Summary of Chapter 4

SYNTAX ANALYSIS

Parsers. A parser takes as input tokens from the lexical analyzer and treats the token names as terminal symbols of a context-free grammar. The parser then constructs a parse tree for its input sequence of tokens; the parse tree may be constructed figuratively (by going through the corresponding derivation steps) or literally.

Context-Free Grammars. A grammar specifies a set of terminal symbols (inputs, another set of nonterminals (symbols representing syntactic constructs), and a set of productions, each of which gives a way in which strings represented by one nonterminal can be constructed from terminal symbols and strings represented by certain other nonterminals. A production consists of a head (the nonterminal to be replaced) and a body (the replacing string of grammar symbols).

Derivations. The process of starting with the start-nonterminal of a grammar and successively replacing it by the body of one of its productions is called a derivation. If the leftmost (or rightmost) nonterminal is always replaced, then the derivation is called (leftmost (respectively, rightmost).

Parse Trees. A parse tree is a picture of a derivation, in which there is a node for each nonterminal that appears in the derivation. The children of a node are the symbols by which that nonterminal is replaced in the derivation. There is a one-to-one correspondence between parse trees, leftmost derivations, and rightmost derivations of the same terminal string.

Ambiguity. A grammar for which some terminal string has two or more different parse trees, or equivalently two or more leftmost derivations or two or more rightmost derivations, is said to be ambiguous. In most cases of practical interest, it is possible to redesign an ambiguous grammar so it becomes an unambiguous grammar for the same language. However, ambiguous grammars with certain tricks applied sometimes lead to more efficient parsers.

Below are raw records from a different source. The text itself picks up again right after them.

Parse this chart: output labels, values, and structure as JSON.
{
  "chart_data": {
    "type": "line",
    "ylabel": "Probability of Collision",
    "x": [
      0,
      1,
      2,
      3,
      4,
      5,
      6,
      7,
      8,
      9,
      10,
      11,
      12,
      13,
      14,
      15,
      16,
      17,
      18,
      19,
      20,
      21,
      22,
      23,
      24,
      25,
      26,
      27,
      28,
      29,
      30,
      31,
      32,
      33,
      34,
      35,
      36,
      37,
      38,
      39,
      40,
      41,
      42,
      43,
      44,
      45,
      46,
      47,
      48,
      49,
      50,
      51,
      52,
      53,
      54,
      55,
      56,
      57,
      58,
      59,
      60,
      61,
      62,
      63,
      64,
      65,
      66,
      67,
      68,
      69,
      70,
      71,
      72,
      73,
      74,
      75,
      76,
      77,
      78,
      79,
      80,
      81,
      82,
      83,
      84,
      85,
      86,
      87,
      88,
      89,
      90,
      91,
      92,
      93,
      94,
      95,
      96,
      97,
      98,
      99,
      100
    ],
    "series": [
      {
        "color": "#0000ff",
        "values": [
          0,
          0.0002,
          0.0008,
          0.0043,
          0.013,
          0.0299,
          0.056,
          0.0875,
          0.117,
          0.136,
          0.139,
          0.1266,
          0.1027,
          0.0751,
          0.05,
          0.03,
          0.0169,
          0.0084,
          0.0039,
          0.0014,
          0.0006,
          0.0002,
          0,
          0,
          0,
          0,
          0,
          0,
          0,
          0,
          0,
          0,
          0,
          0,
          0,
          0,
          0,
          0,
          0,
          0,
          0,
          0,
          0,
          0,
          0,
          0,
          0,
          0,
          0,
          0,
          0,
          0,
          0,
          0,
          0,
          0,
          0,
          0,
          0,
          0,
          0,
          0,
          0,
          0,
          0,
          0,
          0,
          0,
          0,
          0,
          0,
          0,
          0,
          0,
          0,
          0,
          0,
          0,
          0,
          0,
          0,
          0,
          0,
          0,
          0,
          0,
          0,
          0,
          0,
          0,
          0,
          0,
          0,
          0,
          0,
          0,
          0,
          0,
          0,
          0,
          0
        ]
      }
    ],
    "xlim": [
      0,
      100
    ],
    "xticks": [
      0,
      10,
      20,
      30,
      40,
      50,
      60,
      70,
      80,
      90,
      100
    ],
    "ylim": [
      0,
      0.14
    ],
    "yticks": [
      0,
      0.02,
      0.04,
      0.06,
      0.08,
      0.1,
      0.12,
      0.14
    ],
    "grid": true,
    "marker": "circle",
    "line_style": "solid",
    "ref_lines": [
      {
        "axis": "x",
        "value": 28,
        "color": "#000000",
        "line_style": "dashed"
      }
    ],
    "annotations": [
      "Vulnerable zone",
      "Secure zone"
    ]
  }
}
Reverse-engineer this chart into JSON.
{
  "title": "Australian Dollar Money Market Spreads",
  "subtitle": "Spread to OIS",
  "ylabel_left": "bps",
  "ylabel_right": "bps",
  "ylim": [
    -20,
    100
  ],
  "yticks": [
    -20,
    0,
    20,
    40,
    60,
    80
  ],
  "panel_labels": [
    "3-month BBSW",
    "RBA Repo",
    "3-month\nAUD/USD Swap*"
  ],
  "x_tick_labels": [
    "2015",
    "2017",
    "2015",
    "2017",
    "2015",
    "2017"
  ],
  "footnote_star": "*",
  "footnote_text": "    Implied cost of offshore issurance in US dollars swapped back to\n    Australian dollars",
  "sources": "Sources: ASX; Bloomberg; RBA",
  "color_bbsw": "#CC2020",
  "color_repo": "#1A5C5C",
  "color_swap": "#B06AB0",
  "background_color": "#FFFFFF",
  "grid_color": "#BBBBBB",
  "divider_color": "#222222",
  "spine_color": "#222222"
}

Top-Down and Bottom-Up Parsing. Parsers are generally distinguished by whether they work top-down (start with the grammar’s start symbol and construct the parse tree from the top) or bottom-up (start with the terminal symbols that form the leaves of the parse tree and build the tree from the bottom). Top-down parsers include recursive-descent and LL parsers, while the most common forms of the bottom-up parsers are LR parsers.

Design of Grammars. Grammars suitable for top-down parsing often are harder to design than those used by bottom-up parsers. It is necessary to eliminate left-recursion, a situation where one nonterminal derives a string that begins with the same nonterminal. We also must left-factor – group productions for the same nonterminal that have a common prefix in the body.

Recursive-Descent Parsers. These parsers use a procedure for each nonterminal. The procedure looks at its input and decides which production to apply for its nonterminal. Terminals in the body of the production are matched to the input at the appropriate time, while nonterminals in the body result in calls to their procedure. Backtracking, in the case when the wrong production was chosen, is a possibility.

LL(1) Parsers. A grammar such that it s possible to choose the correct production with which to expand a given nonterminal, looking only at the next input symbol, is called LL(1). These grammars allow us to construct a predictive parsing table that gives, for each nonterminal and each lookahead symbol, the correct choice of production. Error correction can be facilitated by placing error routines in some or all of the table entries that have no legitimate production.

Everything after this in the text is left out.